Over the past 3 years, Toronto City Council has been making a respectable effort to fix municipal laws and policies that made what should have been the cost-effective form of housing development artificially costly and thus, usually non-viable to build. Those old laws have been:
- Limiting midrise to expensive land,
- Requiring expensive materials & construction methods,
- Requiring time-consuming approvals,
- And subjecting it to unnecessary fees and charges, expensive land, and requiring costly, carbon-heavy, and inefficient construction methods.
Toronto City Council’s biggest, most important, most praiseworthy move in this direction was to free mid-rise housing from the tiny, high-priced slivers of residential land, by allowing it inside the City’s previously lowrise “neighbourhoods”. In June 2024, Council took Environmental Defence’s advice, and rezoned Toronto neighbourhoods’ major streets, amounting to tens of thousands of residential lots, to permit six storey buildings of up to sixty apartments without a costly and time-consuming rezoning.

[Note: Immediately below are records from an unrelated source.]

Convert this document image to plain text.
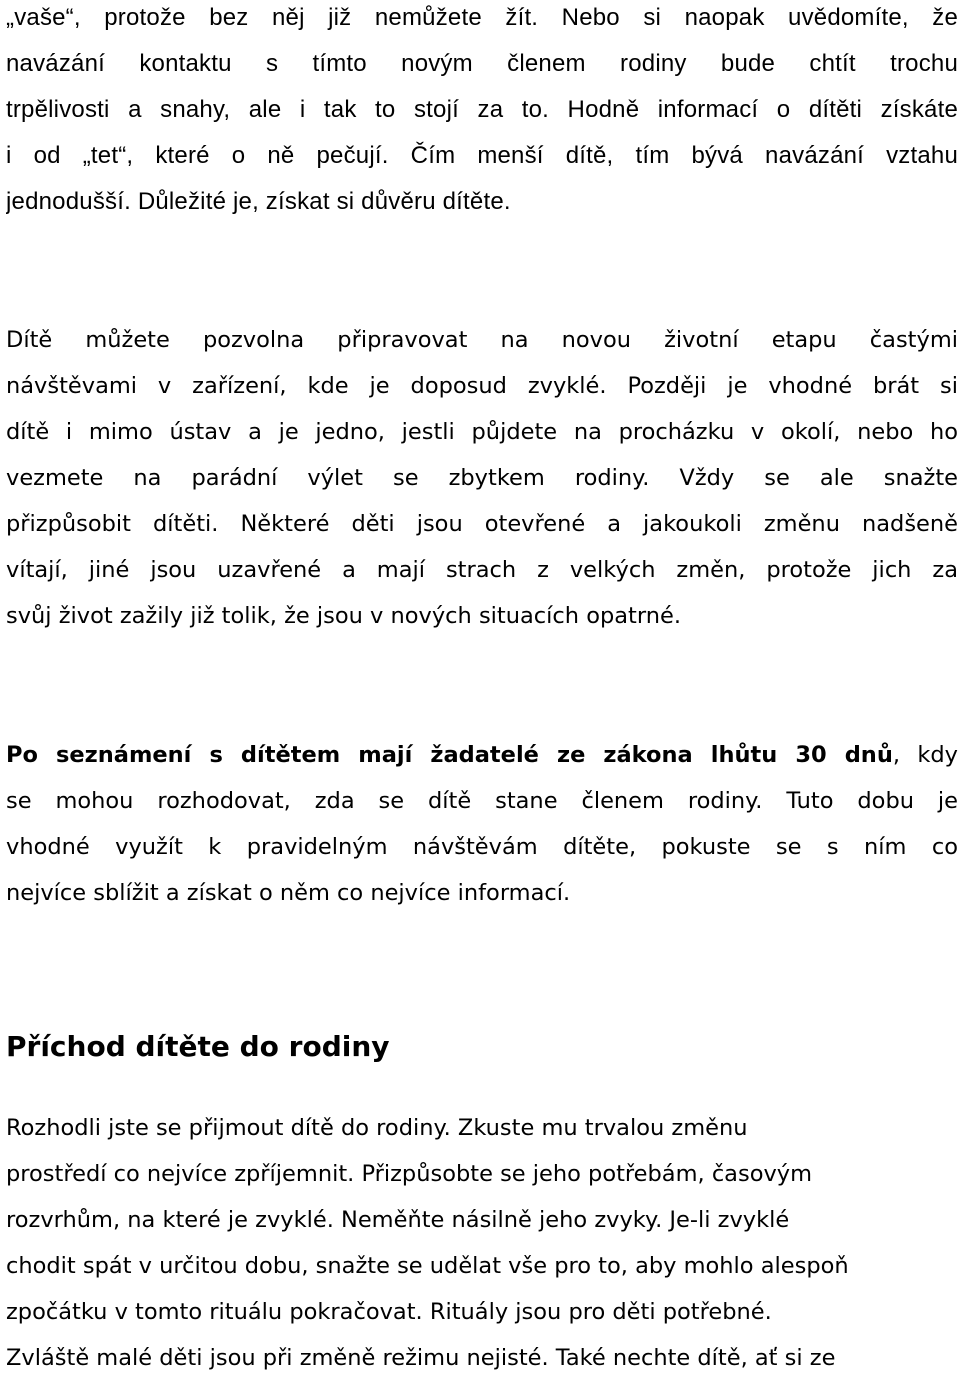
„vaše“, protože bez něj již nemůžete žít. Nebo si naopak uvědomíte, že
navázání kontaktu s tímto novým členem rodiny bude chtít trochu
trpělivosti a snahy, ale i tak to stojí za to. Hodně informací o dítěti získáte
i od „tet“, které o ně pečují. Čím menší dítě, tím bývá navázání vztahu
jednodušší. Důležité je, získat si důvěru dítěte.
Dítě můžete pozvolna připravovat na novou životní etapu častými
návštěvami v zařízení, kde je doposud zvyklé. Později je vhodné brát si
dítě i mimo ústav a je jedno, jestli půjdete na procházku v okolí, nebo ho
vezmete na parádní výlet se zbytkem rodiny. Vždy se ale snažte
přizpůsobit dítěti. Některé děti jsou otevřené a jakoukoli změnu nadšeně
vítají, jiné jsou uzavřené a mají strach z velkých změn, protože jich za
svůj život zažily již tolik, že jsou v nových situacích opatrné.
Po seznámení s dítětem mají žadatelé ze zákona lhůtu 30 dnů, kdy
se mohou rozhodovat, zda se dítě stane členem rodiny. Tuto dobu je
vhodné využít k pravidelným návštěvám dítěte, pokuste se s ním co
nejvíce sblížit a získat o něm co nejvíce informací.
Příchod dítěte do rodiny
Rozhodli jste se přijmout dítě do rodiny. Zkuste mu trvalou změnu
prostředí co nejvíce zpříjemnit. Přizpůsobte se jeho potřebám, časovým
rozvrhům, na které je zvyklé. Neměňte násilně jeho zvyky. Je-li zvyklé
chodit spát v určitou dobu, snažte se udělat vše pro to, aby mohlo alespoň
zpočátku v tomto rituálu pokračovat. Rituály jsou pro děti potřebné.
Zvláště malé děti jsou při změně režimu nejisté. Také nechte dítě, ať si ze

The City has also been tackling the more indirect zoning and policy obstacles that could otherwise reduce these new permissions to a symbolic gesture on many of the affected properties. Even before it rezoned “Major Streets”, Toronto removed one of the biggest artificial contributors to cost (and environmental impact) by removing the requirement to include on-site resident parking in new housing developments. Since October 2024, it has delivered a number of other needed reforms outlined in the Mid-rise Manual that we commissioned with former infill developer Bob Eisenberg. These have included removing “step-back” requirements for buildings up to six storeys, and starting to legalize mid-rise heights on more of the City’s “avenues” (commercial and mixed use streets).
These reforms always made sense as a way to increase housing output at a time when construction was running at full tilt: because six storey mid-rise buildings can be built using timber, they can make more efficient use of labour and materials that we’ve been squandering on sprawl and “McMansion” rebuilds. Now that economic pessimism and financing obstacles are set to stall slower and larger-scale developments, quicker, simpler mid-rise projects are precisely what’s needed to fill the gap.
However, those benefits won’t materialize if Toronto doesn’t keep moving forward. The good news is that the City government is doing just that. This month, Toronto’s Planning and Housing Committee directed staff to continue progress towards reforms that, if adopted, could reduce the cost of building each new family-sized (three bedroom) midrise home by $75,000. Those reforms include:
- Removing the requirement for amenity spaces for buildings up to 60 units. In Toronto we already have restaurants, gyms, and community halls, so why not use them? Builders can provide amenity space if they think it will help sell their building, but under 60 units, the City is suggesting they do not need to.
- Increasing the Payment-in-Lieu of Bicycle Parking eligibility from 50% to 100%, so builders can put money into the City-wide Bike Share program instead of providing a prescribed number of bike parking spaces. They can also put outside bike stands in more locations, or host a Bike Share station at the building. This is a great example of getting rules out of the way and allowing creative design to solve problems.
- Continuing to research alternatives to “Type G” garbage collection rooms, which take up an obscene amount of space, for Mid-rise buildings over 30 units.
A lot of the most important obstacles to housing These are good reforms – both for the environment and for every Torontonian in search of a decent home. If you speak out in favour of them – in planned consultations, and in this year’s election, they’ll become law around this time next year… and we may manage to escape the “development cliff”.